Yes, I know that’s not an entirely correct Star Wars reference. I should probably have my head lopped off by some form of lightsaber-bladed guillotine, but let’s save that for later. Now, after all, is time to be united by that most beautiful of communal forces: big things fighting. Last month, EA sued Zynga in an effort to “take a stand” against the social titan’s alleged copycatting ways, and now – after getting its crops (and I guess probably also legal affairs) in order – Zynga’s firing back. With a lawsuit of its own. Because the court system is weird.
Kotaku picked up all of the pertinent documents, but here’s a quick rundown straight from Zynga HQ:
“Today we responded to EA’s claims which we believe have no merit. We also filed a counterclaim which addresses actions by EA we believe to be anticompetitive and unlawful business practices, including legal threats and demands for no-hire agreements. We look forward to getting back to focusing all our efforts on delighting our players.”
Yes, that’s right: Zynga is now essentially suing EA for the same things EA’s accusing Zynga of. I love it when giant multi-million dollar corporations essentially start shouting, “Nuh-uh! He started it!”

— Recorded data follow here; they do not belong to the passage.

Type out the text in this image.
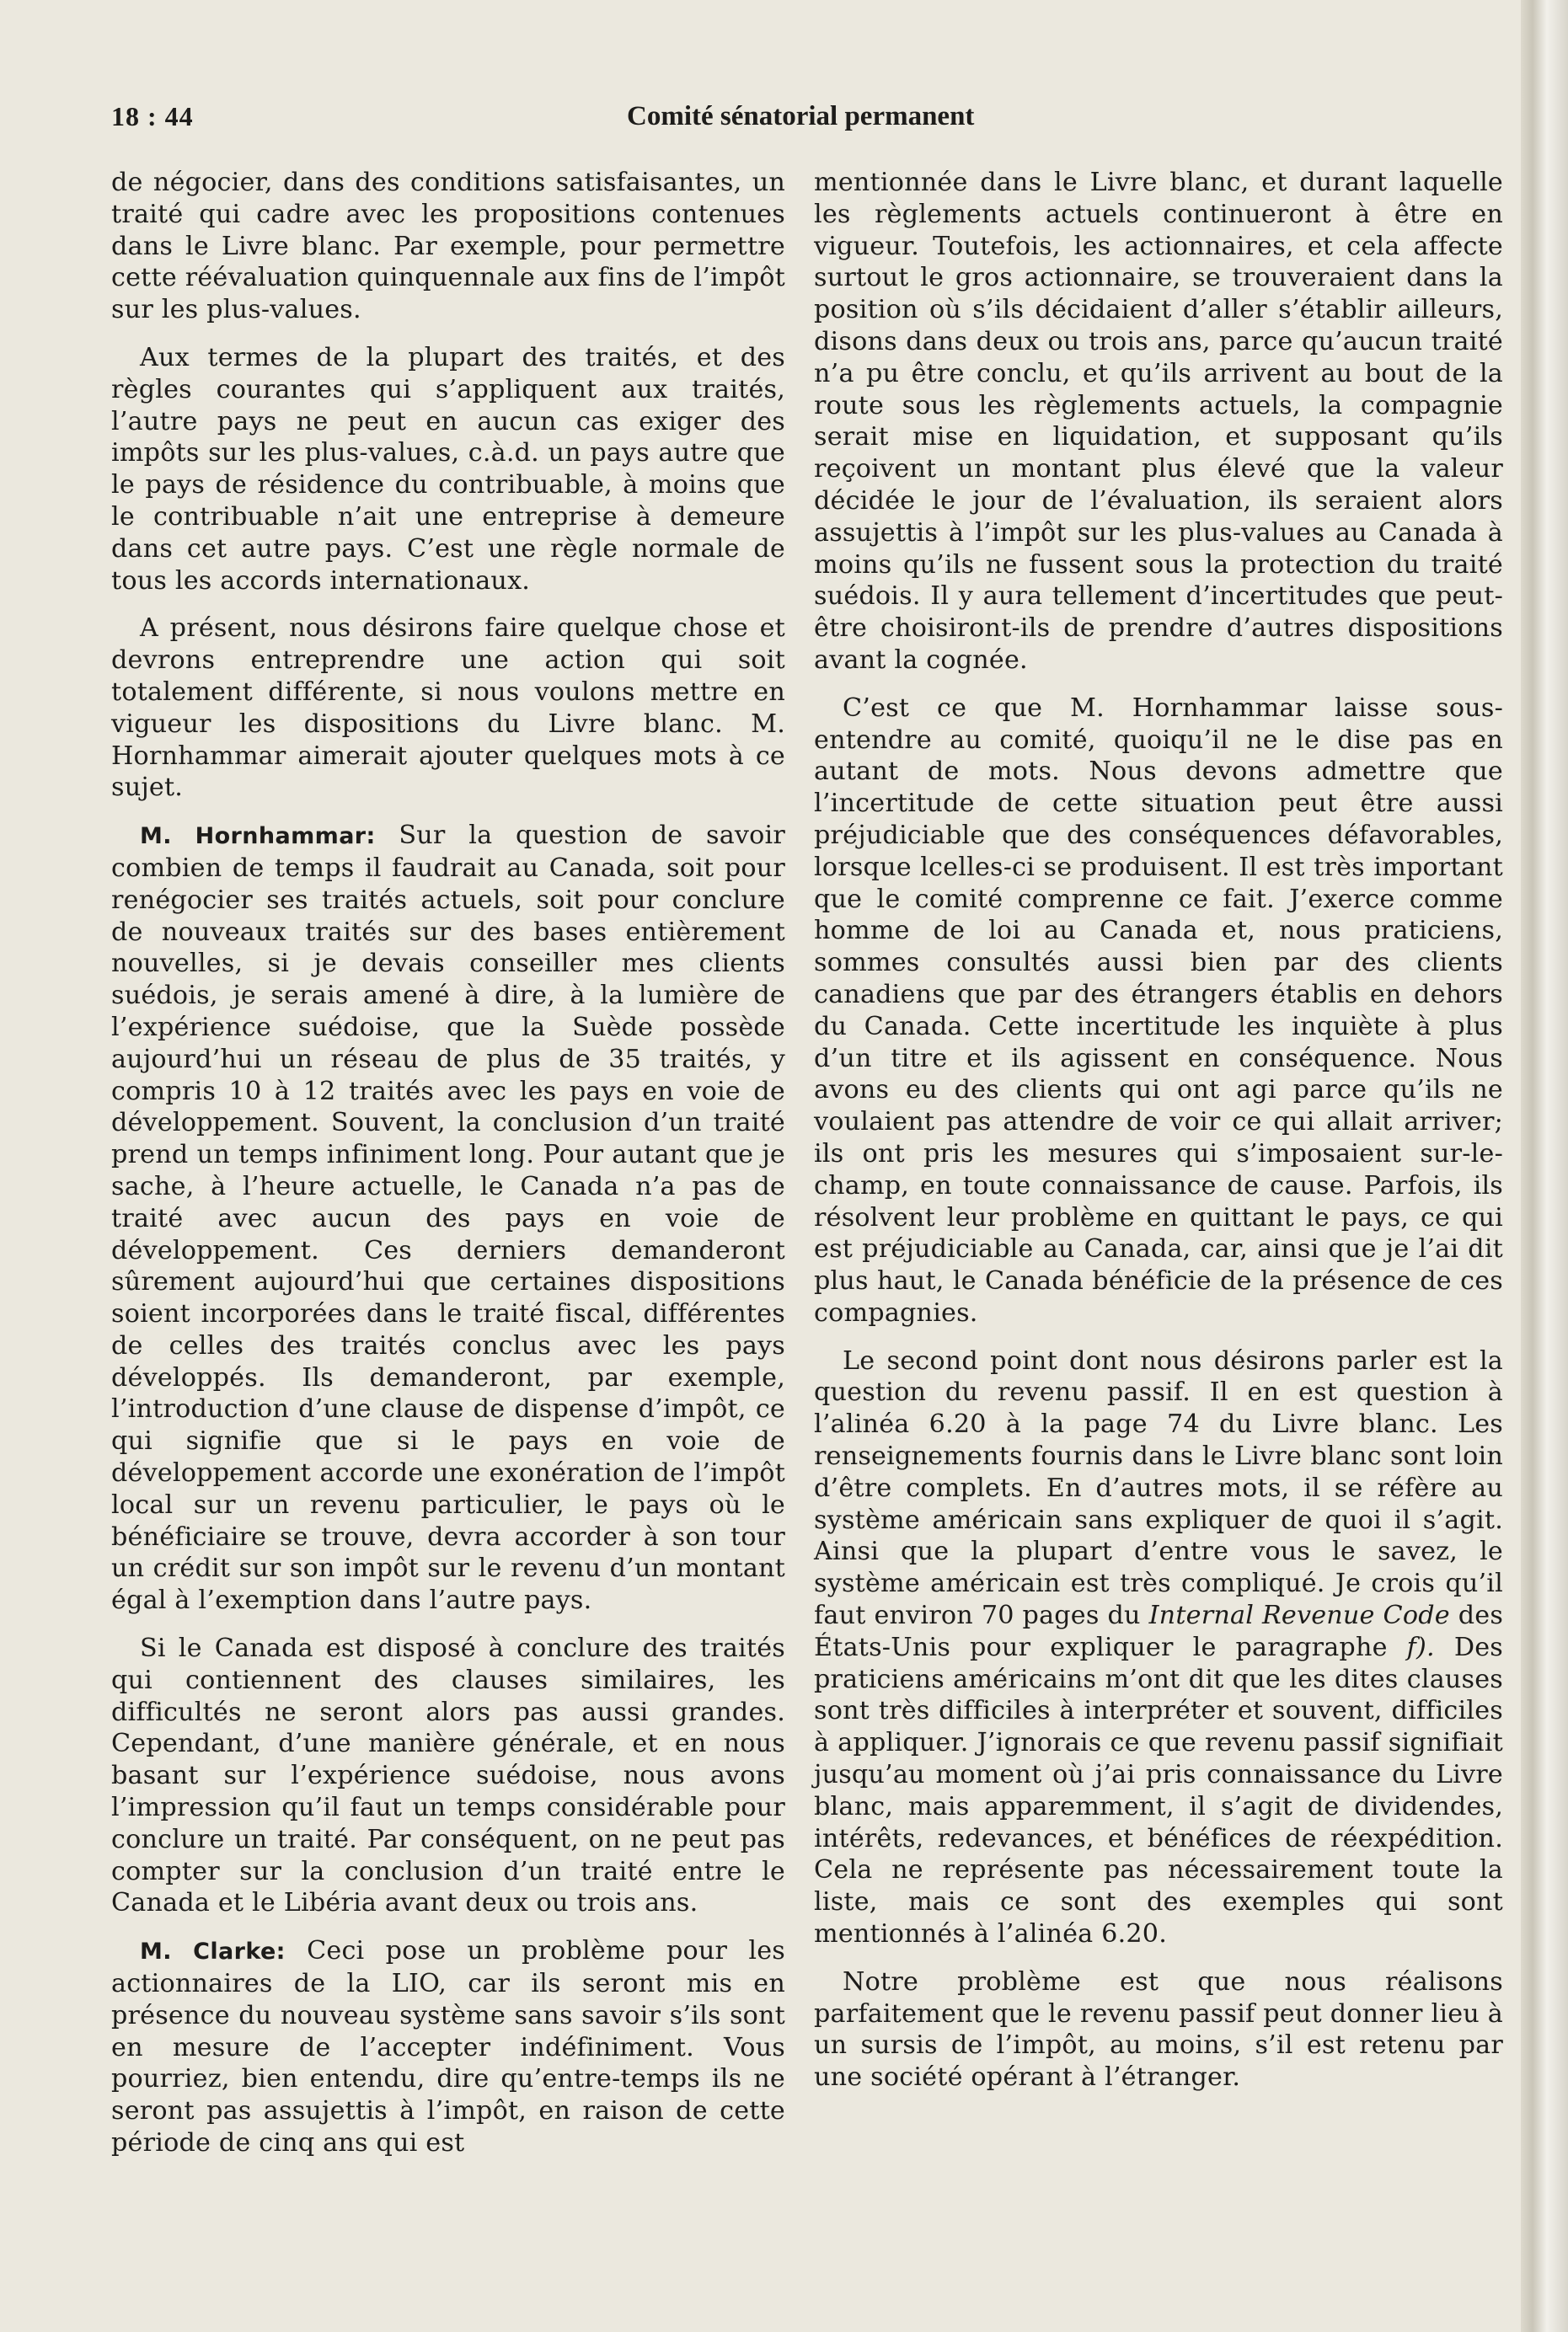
18 : 44	Comité sénatorial permanent

de négocier, dans des conditions satisfaisantes, un traité qui cadre avec les propositions contenues dans le Livre blanc. Par exemple, pour permettre cette réévaluation quinquennale aux fins de l’impôt sur les plus-values.

Aux termes de la plupart des traités, et des règles courantes qui s’appliquent aux traités, l’autre pays ne peut en aucun cas exiger des impôts sur les plus-values, c.à.d. un pays autre que le pays de résidence du contribuable, à moins que le contribuable n’ait une entreprise à demeure dans cet autre pays. C’est une règle normale de tous les accords internationaux.

A présent, nous désirons faire quelque chose et devrons entreprendre une action qui soit totalement différente, si nous voulons mettre en vigueur les dispositions du Livre blanc. M. Hornhammar aimerait ajouter quelques mots à ce sujet.

M. Hornhammar: Sur la question de savoir combien de temps il faudrait au Canada, soit pour renégocier ses traités actuels, soit pour conclure de nouveaux traités sur des bases entièrement nouvelles, si je devais conseiller mes clients suédois, je serais amené à dire, à la lumière de l’expérience suédoise, que la Suède possède aujourd’hui un réseau de plus de 35 traités, y compris 10 à 12 traités avec les pays en voie de développement. Souvent, la conclusion d’un traité prend un temps infiniment long. Pour autant que je sache, à l’heure actuelle, le Canada n’a pas de traité avec aucun des pays en voie de développement. Ces derniers demanderont sûrement aujourd’hui que certaines dispositions soient incorporées dans le traité fiscal, différentes de celles des traités conclus avec les pays développés. Ils demanderont, par exemple, l’introduction d’une clause de dispense d’impôt, ce qui signifie que si le pays en voie de développement accorde une exonération de l’impôt local sur un revenu particulier, le pays où le bénéficiaire se trouve, devra accorder à son tour un crédit sur son impôt sur le revenu d’un montant égal à l’exemption dans l’autre pays.

Si le Canada est disposé à conclure des traités qui contiennent des clauses similaires, les difficultés ne seront alors pas aussi grandes. Cependant, d’une manière générale, et en nous basant sur l’expérience suédoise, nous avons l’impression qu’il faut un temps considérable pour conclure un traité. Par conséquent, on ne peut pas compter sur la conclusion d’un traité entre le Canada et le Libéria avant deux ou trois ans.

M. Clarke: Ceci pose un problème pour les actionnaires de la LIO, car ils seront mis en présence du nouveau système sans savoir s’ils sont en mesure de l’accepter indéfiniment. Vous pourriez, bien entendu, dire qu’entre-temps ils ne seront pas assujettis à l’impôt, en raison de cette période de cinq ans qui est

mentionnée dans le Livre blanc, et durant laquelle les règlements actuels continueront à être en vigueur. Toutefois, les actionnaires, et cela affecte surtout le gros actionnaire, se trouveraient dans la position où s’ils décidaient d’aller s’établir ailleurs, disons dans deux ou trois ans, parce qu’aucun traité n’a pu être conclu, et qu’ils arrivent au bout de la route sous les règlements actuels, la compagnie serait mise en liquidation, et supposant qu’ils reçoivent un montant plus élevé que la valeur décidée le jour de l’évaluation, ils seraient alors assujettis à l’impôt sur les plus-values au Canada à moins qu’ils ne fussent sous la protection du traité suédois. Il y aura tellement d’incertitudes que peut-être choisiront-ils de prendre d’autres dispositions avant la cognée.

C’est ce que M. Hornhammar laisse sous-entendre au comité, quoiqu’il ne le dise pas en autant de mots. Nous devons admettre que l’incertitude de cette situation peut être aussi préjudiciable que des conséquences défavorables, lorsque lcelles-ci se produisent. Il est très important que le comité comprenne ce fait. J’exerce comme homme de loi au Canada et, nous praticiens, sommes consultés aussi bien par des clients canadiens que par des étrangers établis en dehors du Canada. Cette incertitude les inquiète à plus d’un titre et ils agissent en conséquence. Nous avons eu des clients qui ont agi parce qu’ils ne voulaient pas attendre de voir ce qui allait arriver; ils ont pris les mesures qui s’imposaient sur-le-champ, en toute connaissance de cause. Parfois, ils résolvent leur problème en quittant le pays, ce qui est préjudiciable au Canada, car, ainsi que je l’ai dit plus haut, le Canada bénéficie de la présence de ces compagnies.

Le second point dont nous désirons parler est la question du revenu passif. Il en est question à l’alinéa 6.20 à la page 74 du Livre blanc. Les renseignements fournis dans le Livre blanc sont loin d’être complets. En d’autres mots, il se réfère au système américain sans expliquer de quoi il s’agit. Ainsi que la plupart d’entre vous le savez, le système américain est très compliqué. Je crois qu’il faut environ 70 pages du Internal Revenue Code des États-Unis pour expliquer le paragraphe f). Des praticiens américains m’ont dit que les dites clauses sont très difficiles à interpréter et souvent, difficiles à appliquer. J’ignorais ce que revenu passif signifiait jusqu’au moment où j’ai pris connaissance du Livre blanc, mais apparemment, il s’agit de dividendes, intérêts, redevances, et bénéfices de réexpédition. Cela ne représente pas nécessairement toute la liste, mais ce sont des exemples qui sont mentionnés à l’alinéa 6.20.

Notre problème est que nous réalisons parfaitement que le revenu passif peut donner lieu à un sursis de l’impôt, au moins, s’il est retenu par une société opérant à l’étranger.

On top of that, Zynga provided screenshots that attempt to depict The Ville – the game EA claims directly infringes upon The Sims Social – as a natural successor to games like Yo Ville (2008) and Cafe World (2009). Further, it argued that similarities between all those games and EA’s own can be chalked up to simple commonalities within a genre. Zynga then went on to use the fact that SimCity Social apparently “draws heavily on elements found” in CityVille – which launched before it – as an example.

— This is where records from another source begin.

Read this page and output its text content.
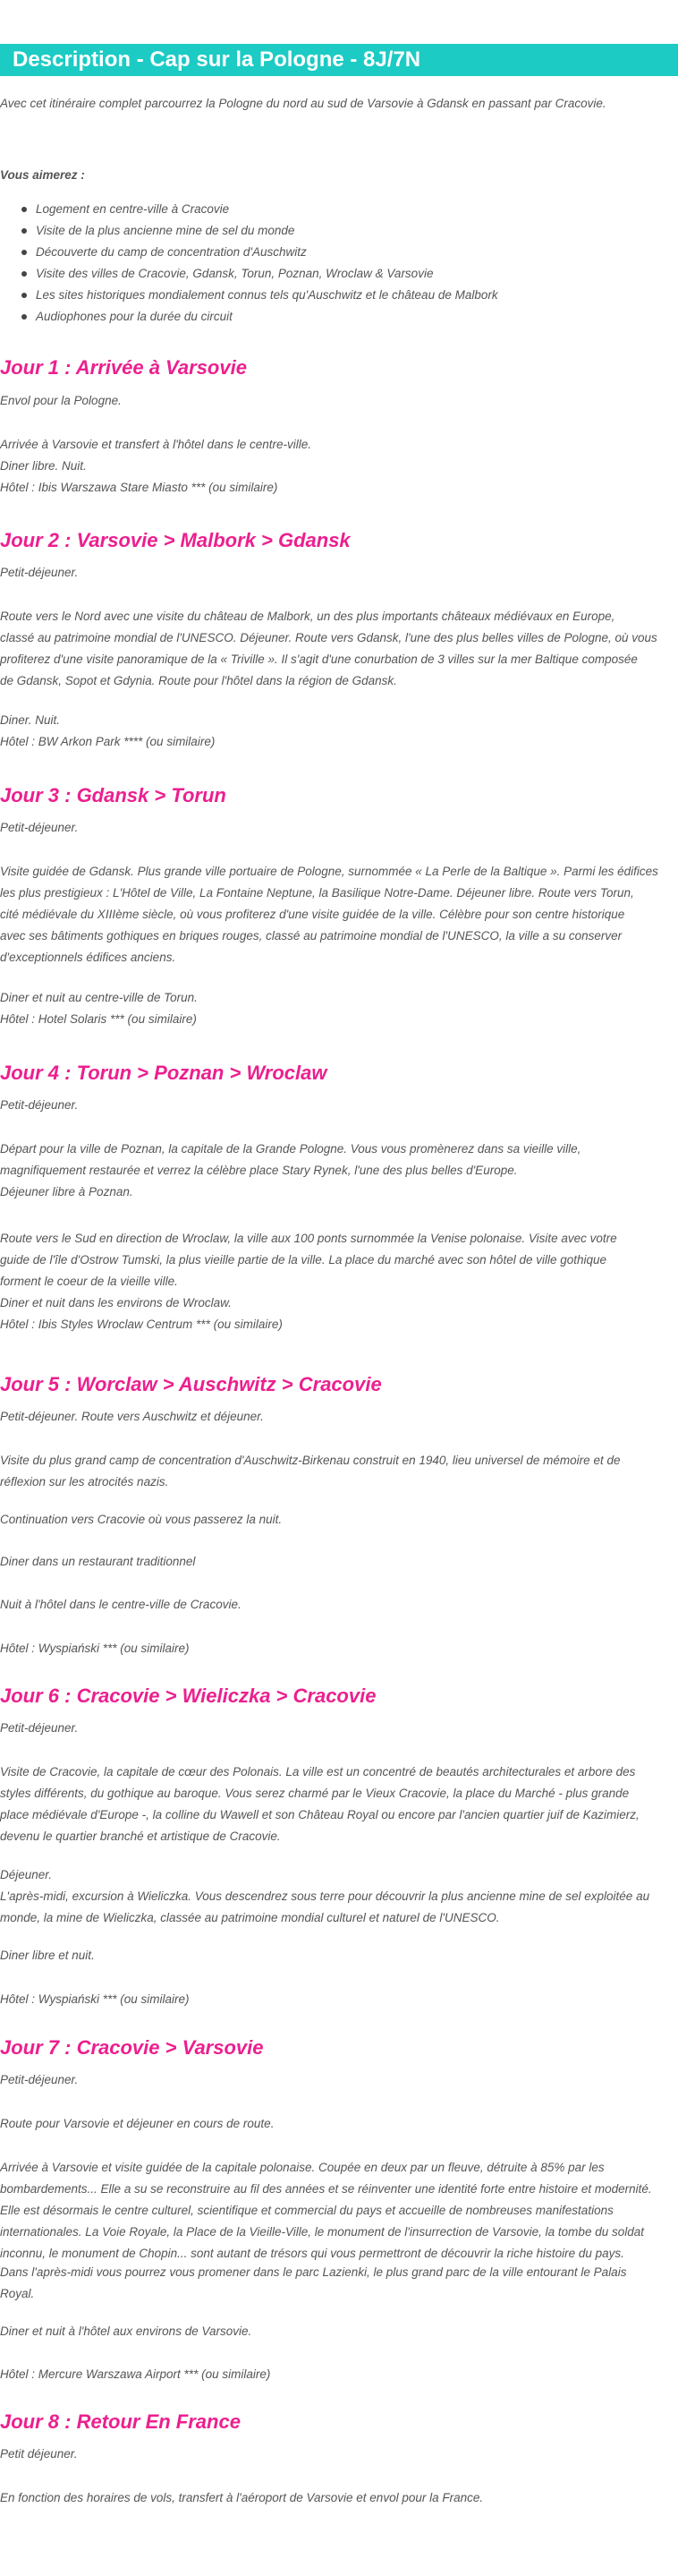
Description - Cap sur la Pologne - 8J/7N

Avec cet itinéraire complet parcourrez la Pologne du nord au sud de Varsovie à Gdansk en passant par Cracovie.

Vous aimerez :

Logement en centre-ville à Cracovie
Visite de la plus ancienne mine de sel du monde
Découverte du camp de concentration d'Auschwitz
Visite des villes de Cracovie, Gdansk, Torun, Poznan, Wroclaw & Varsovie
Les sites historiques mondialement connus tels qu'Auschwitz et le château de Malbork
Audiophones pour la durée du circuit
Jour 1 : Arrivée à Varsovie

Envol pour la Pologne.

Arrivée à Varsovie et transfert à l'hôtel dans le centre-ville.
Diner libre. Nuit.
Hôtel : Ibis Warszawa Stare Miasto *** (ou similaire)

Jour 2 : Varsovie > Malbork > Gdansk

Petit-déjeuner.

Route vers le Nord avec une visite du château de Malbork, un des plus importants châteaux médiévaux en Europe,
classé au patrimoine mondial de l'UNESCO. Déjeuner. Route vers Gdansk, l'une des plus belles villes de Pologne, où vous
profiterez d'une visite panoramique de la « Triville ». Il s'agit d'une conurbation de 3 villes sur la mer Baltique composée
de Gdansk, Sopot et Gdynia. Route pour l'hôtel dans la région de Gdansk.

Diner. Nuit.
Hôtel : BW Arkon Park **** (ou similaire)

Jour 3 : Gdansk > Torun

Petit-déjeuner.

Visite guidée de Gdansk. Plus grande ville portuaire de Pologne, surnommée « La Perle de la Baltique ». Parmi les édifices
les plus prestigieux : L'Hôtel de Ville, La Fontaine Neptune, la Basilique Notre-Dame. Déjeuner libre. Route vers Torun,
cité médiévale du XIIIème siècle, où vous profiterez d'une visite guidée de la ville. Célèbre pour son centre historique
avec ses bâtiments gothiques en briques rouges, classé au patrimoine mondial de l'UNESCO, la ville a su conserver
d'exceptionnels édifices anciens.

Diner et nuit au centre-ville de Torun.
Hôtel : Hotel Solaris *** (ou similaire)

Jour 4 : Torun > Poznan > Wroclaw

Petit-déjeuner.

Départ pour la ville de Poznan, la capitale de la Grande Pologne. Vous vous promènerez dans sa vieille ville,
magnifiquement restaurée et verrez la célèbre place Stary Rynek, l'une des plus belles d'Europe.
Déjeuner libre à Poznan.

Route vers le Sud en direction de Wroclaw, la ville aux 100 ponts surnommée la Venise polonaise. Visite avec votre
guide de l'île d'Ostrow Tumski, la plus vieille partie de la ville. La place du marché avec son hôtel de ville gothique
forment le coeur de la vieille ville.
Diner et nuit dans les environs de Wroclaw.
Hôtel : Ibis Styles Wroclaw Centrum *** (ou similaire)

Jour 5 : Worclaw > Auschwitz > Cracovie

Petit-déjeuner. Route vers Auschwitz et déjeuner.

Visite du plus grand camp de concentration d'Auschwitz-Birkenau construit en 1940, lieu universel de mémoire et de
réflexion sur les atrocités nazis.

Continuation vers Cracovie où vous passerez la nuit.

Diner dans un restaurant traditionnel

Nuit à l'hôtel dans le centre-ville de Cracovie.

Hôtel : Wyspiański *** (ou similaire)

Jour 6 : Cracovie > Wieliczka > Cracovie

Petit-déjeuner.

Visite de Cracovie, la capitale de cœur des Polonais. La ville est un concentré de beautés architecturales et arbore des
styles différents, du gothique au baroque. Vous serez charmé par le Vieux Cracovie, la place du Marché - plus grande
place médiévale d'Europe -, la colline du Wawell et son Château Royal ou encore par l'ancien quartier juif de Kazimierz,
devenu le quartier branché et artistique de Cracovie.

Déjeuner.
L'après-midi, excursion à Wieliczka. Vous descendrez sous terre pour découvrir la plus ancienne mine de sel exploitée au
monde, la mine de Wieliczka, classée au patrimoine mondial culturel et naturel de l'UNESCO.

Diner libre et nuit.

Hôtel : Wyspiański *** (ou similaire)

Jour 7 : Cracovie > Varsovie

Petit-déjeuner.

Route pour Varsovie et déjeuner en cours de route.

Arrivée à Varsovie et visite guidée de la capitale polonaise. Coupée en deux par un fleuve, détruite à 85% par les
bombardements... Elle a su se reconstruire au fil des années et se réinventer une identité forte entre histoire et modernité.
Elle est désormais le centre culturel, scientifique et commercial du pays et accueille de nombreuses manifestations
internationales. La Voie Royale, la Place de la Vieille-Ville, le monument de l'insurrection de Varsovie, la tombe du soldat
inconnu, le monument de Chopin... sont autant de trésors qui vous permettront de découvrir la riche histoire du pays.

Dans l'après-midi vous pourrez vous promener dans le parc Lazienki, le plus grand parc de la ville entourant le Palais
Royal.

Diner et nuit à l'hôtel aux environs de Varsovie.

Hôtel : Mercure Warszawa Airport *** (ou similaire)

Jour 8 : Retour En France

Petit déjeuner.

En fonction des horaires de vols, transfert à l'aéroport de Varsovie et envol pour la France.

The big, bad countersuit, meanwhile, largely hinges on this particularly incendiary bit:
“The truth is that despite years of trying to compete, and spending more than a billion dollars on acquisitions, EA has not been able to successfully compete in the social gaming space and was losing talent, particularly to social gaming leader Zynga. Desperate to stem this exodus, EA undertook an anti-competitive and unlawful scheme to stop Zynga from hiring its employees and to restrain the mobility of EA employees in violation of the spirit of the antitrust laws and California public policy. EA sought, by threat of objectively and subjectively baseless sham litigation, what it could never lawfully obtain from Zynga – a no-hire agreement that would bar Zynga’s hiring of EA employees.”
Zynga has also, of course, motioned for a trial by jury, so odds are, this one’s headed to court in a very loud and shouty way. In the meantime, however, EA’s already returned fire with a blistering verbal volley of its own: “This is a predictable subterfuge aimed at diverting attention from Zynga’s persistent plagiarism of other artists and studios. Zynga would be better served trying to hold onto the shrinking number of employees they’ve got, rather than suing to acquire more.”
Yikes. Unless someone rescues someone else from a burning building stat, I don’t see these two kissing and making up any time soon. (And honestly, I wouldn’t be surprised if, in that hypothetical situation, one of them started the fire in the first place.) Regardless of which side you fall on, though, this looks to set a pretty tremendous precedent for the way copyright infringement in games is handled.
And given that – whether or not you believe Zynga’s a part of the problem (and let’s face it; there’s some pretty damning evidence to suggest it hasn’t won its social throne purely through honor and chivalry) – social gaming’s overrun with legally nebulous instances of copycatting, this is something that needs to happen. After all, where’s the line for games, specifically? What’s a clone and what’s simply “inspired” by another idea or iterating upon it? One way or another, it looks like we’re about to find out.